Nifty is at ~ 2850 as I write this.

If you don't have much investment in stocks, and feel that market will not go down much, use Short Put strategy - ... ption.html Selling Nifty Jan 2500 Put will give you Rs. 46.95 (~ Rs. 2300, lot size is 50) ... ?key=NIFTY In return, you are exposing yourself to the risk of compensating the other person by 50 X (2500 - NiftyValue), which means that if nifty closes at 2400 anytime before expiry (29th Jan 09) - you have to pay back Rs. 5000 ( 50 X {2500 - 2400} ) If nifty stays above 2500, you can keep the premium - Rs. 2300. This has a good probability as falling to 2500 represents 12% fall in a month, which is unlikely although can't be completely ruled out.

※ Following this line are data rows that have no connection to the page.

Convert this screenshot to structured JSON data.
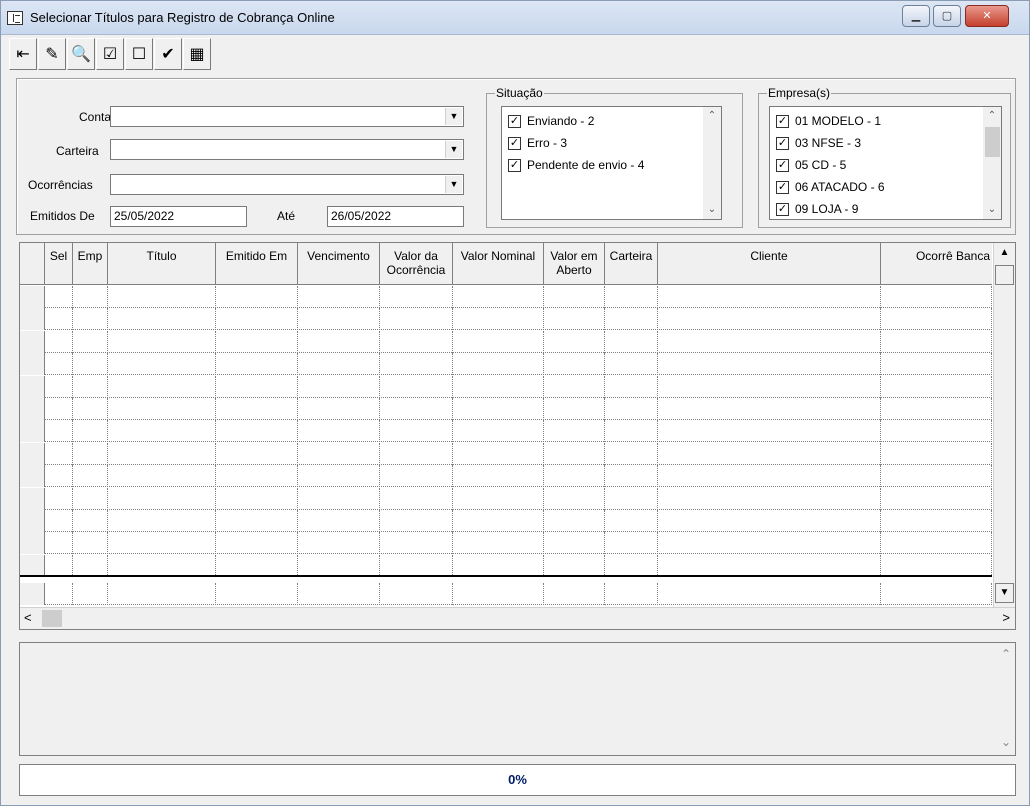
{
  "window": {
    "title": "Selecionar Títulos para Registro de Cobrança Online",
    "minimize_glyph": "▁",
    "maximize_glyph": "▢",
    "close_glyph": "✕"
  },
  "toolbar": {
    "buttons": [
      {
        "name": "exit-door-icon",
        "glyph": "⇤"
      },
      {
        "name": "eraser-icon",
        "glyph": "✎"
      },
      {
        "name": "binoculars-icon",
        "glyph": "🔍"
      },
      {
        "name": "select-all-icon",
        "glyph": "☑"
      },
      {
        "name": "unselect-all-icon",
        "glyph": "☐"
      },
      {
        "name": "confirm-check-icon",
        "glyph": "✔"
      },
      {
        "name": "adjust-columns-icon",
        "glyph": "▦"
      }
    ]
  },
  "filters": {
    "conta_label": "Conta",
    "carteira_label": "Carteira",
    "ocorrencias_label": "Ocorrências",
    "emitidos_de_label": "Emitidos De",
    "emitidos_de_value": "25/05/2022",
    "ate_label": "Até",
    "ate_value": "26/05/2022",
    "conta_value": "",
    "carteira_value": "",
    "ocorrencias_value": "",
    "dropdown_glyph": "▼"
  },
  "situacao": {
    "title": "Situação",
    "items": [
      {
        "label": "Enviando - 2",
        "checked": true
      },
      {
        "label": "Erro - 3",
        "checked": true
      },
      {
        "label": "Pendente de envio - 4",
        "checked": true
      }
    ]
  },
  "empresas": {
    "title": "Empresa(s)",
    "items": [
      {
        "label": "01 MODELO - 1",
        "checked": true
      },
      {
        "label": "03 NFSE - 3",
        "checked": true
      },
      {
        "label": "05 CD - 5",
        "checked": true
      },
      {
        "label": "06 ATACADO - 6",
        "checked": true
      },
      {
        "label": "09 LOJA - 9",
        "checked": true
      }
    ]
  },
  "check_glyph": "✓",
  "scroll": {
    "up": "▲",
    "down": "▼",
    "left": "<",
    "right": ">",
    "up_thin": "⌃",
    "down_thin": "⌄"
  },
  "grid": {
    "columns": [
      {
        "key": "sel",
        "label": "Sel"
      },
      {
        "key": "emp",
        "label": "Emp"
      },
      {
        "key": "titulo",
        "label": "Título"
      },
      {
        "key": "emitido_em",
        "label": "Emitido Em"
      },
      {
        "key": "vencimento",
        "label": "Vencimento"
      },
      {
        "key": "valor_ocorrencia",
        "label": "Valor da Ocorrência"
      },
      {
        "key": "valor_nominal",
        "label": "Valor Nominal"
      },
      {
        "key": "valor_aberto",
        "label": "Valor em Aberto"
      },
      {
        "key": "carteira",
        "label": "Carteira"
      },
      {
        "key": "cliente",
        "label": "Cliente"
      },
      {
        "key": "ocorrencia_bancaria",
        "label": "Ocorrê Banca"
      }
    ],
    "rows": []
  },
  "progress": {
    "label": "0%"
  }
}
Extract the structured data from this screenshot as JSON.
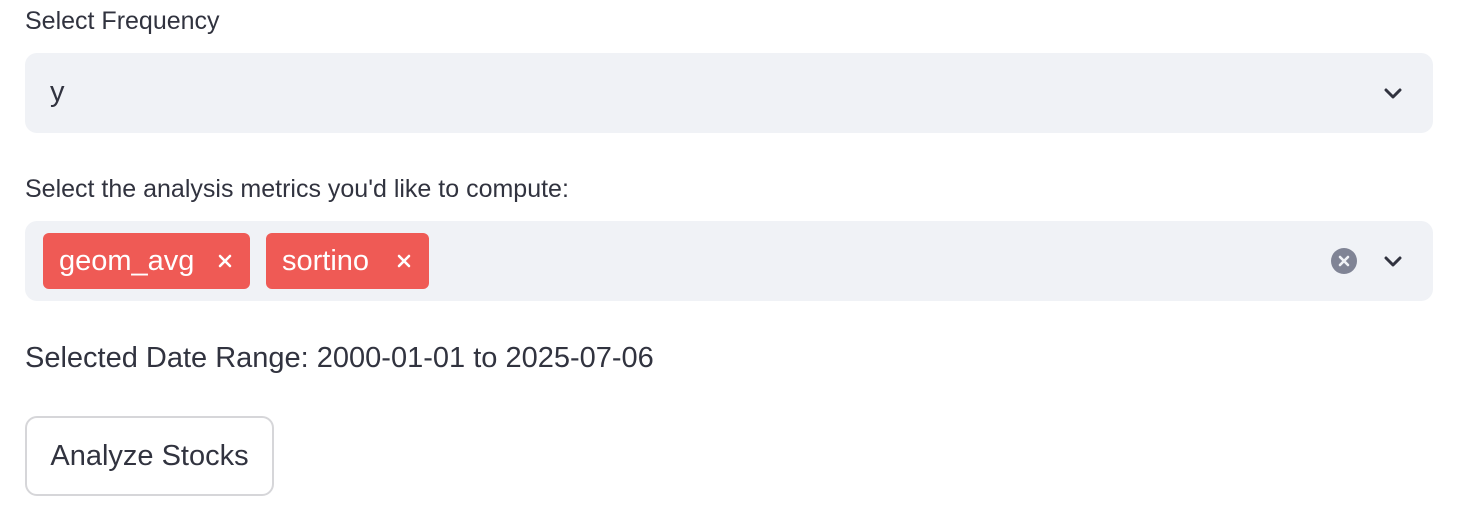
{
  "frequency": {
    "label": "Select Frequency",
    "selected_value": "y",
    "icon": "chevron-down-icon"
  },
  "metrics": {
    "label": "Select the analysis metrics you'd like to compute:",
    "selected": [
      {
        "label": "geom_avg"
      },
      {
        "label": "sortino"
      }
    ],
    "tag_color": "#ef5a55",
    "clear_icon": "clear-circle-icon",
    "dropdown_icon": "chevron-down-icon"
  },
  "date_range": {
    "text": "Selected Date Range: 2000-01-01 to 2025-07-06"
  },
  "analyze_button": {
    "label": "Analyze Stocks"
  },
  "colors": {
    "text": "#31333f",
    "input_background": "#f0f2f6",
    "tag_background": "#ef5a55",
    "button_border": "#d6d6d9"
  }
}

If you have large investment in stocks, and feel that the market will not go up by much, use covered call strategy - ... -call.html Selling Nifty Jan 3200 Call will give you Rs. 34 (~ Rs. 1700) If market stays below 3200 you can keep the Rs. 1700, but if it reaches 3300 - goes above that strike price by 100 - you loose 50 X 100 = Rs. 5000 However, you will have made a good profit on the stocks you hold.. a pretty good assumption if you hold good stocks.

There are many other strategies that you can try depending on what your view is. Sadly, there's no strategy where you can always make money without risk!